The things they all had in common were speed, gigantism and the lack of a past. Almost none of the cities depicted in those days had any sense of history. Unless it was keeping the Empire State Building around for scale.
Mind you, the urban future imagined by serious architects at the time wasn’t any better. That was the era of Le Corbusier’s Plan Voisin for destroying Paris and Richard Neutra’s “Rush City Transformed”.
New York’s art deco future is more appealing than its International Style present.

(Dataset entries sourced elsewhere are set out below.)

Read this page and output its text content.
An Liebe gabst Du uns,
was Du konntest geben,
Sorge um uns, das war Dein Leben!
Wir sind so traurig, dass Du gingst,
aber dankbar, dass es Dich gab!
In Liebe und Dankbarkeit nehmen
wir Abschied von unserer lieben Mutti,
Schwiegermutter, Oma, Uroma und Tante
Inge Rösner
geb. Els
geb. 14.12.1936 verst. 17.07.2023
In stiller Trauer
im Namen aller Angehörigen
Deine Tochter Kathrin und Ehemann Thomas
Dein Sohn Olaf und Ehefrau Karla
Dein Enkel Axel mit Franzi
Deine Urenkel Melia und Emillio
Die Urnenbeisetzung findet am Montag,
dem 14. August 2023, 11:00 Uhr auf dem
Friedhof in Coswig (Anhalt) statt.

But of all things, Star Trek, which has so frequently been criticized for pushing its mid-century liberal secular humanist attitude and not pushing the envelope of science fiction — AI is rare and frequently evil, genetic engineering is actually banned, nanotechnology doesn’t really do anything and aside from the liberal secular humanism there’s no great difference between the 24th century and 1950’s America.
But thanks to a teensy budget, the writers couldn’t have shuttlecraft taking people to and from the ship and nor could they afford to have special ground vehicles made. As a result, the cities they visit throughout the series — and continuing through later ones and into the films — are all eminently walkable. Stratos, Deneva, Eminar VII all showed places built for people, not machines.
Later series were even better. San Francisco, the capital of the United Federation of Planets, is a New Urbanist’s dream in the Star Trek: Voyager episode in which it appeared, with a replacement BART called Trans Francisco.
New Orleans, in the episodes of Star Trek: Deep Space Nine it appears in is depicted similarly. The titular station’s layout isn’t as urban, but Bajor and the Klingon Homeworld are. Qo’noS even has an Old City that’s densely built up.
I don’t know what influence Nimoy had on any of this, but I think it is appropriate for a man from Boston’s lost West End that the franchise he helped make had such a realistic and optimistic view of urbanism.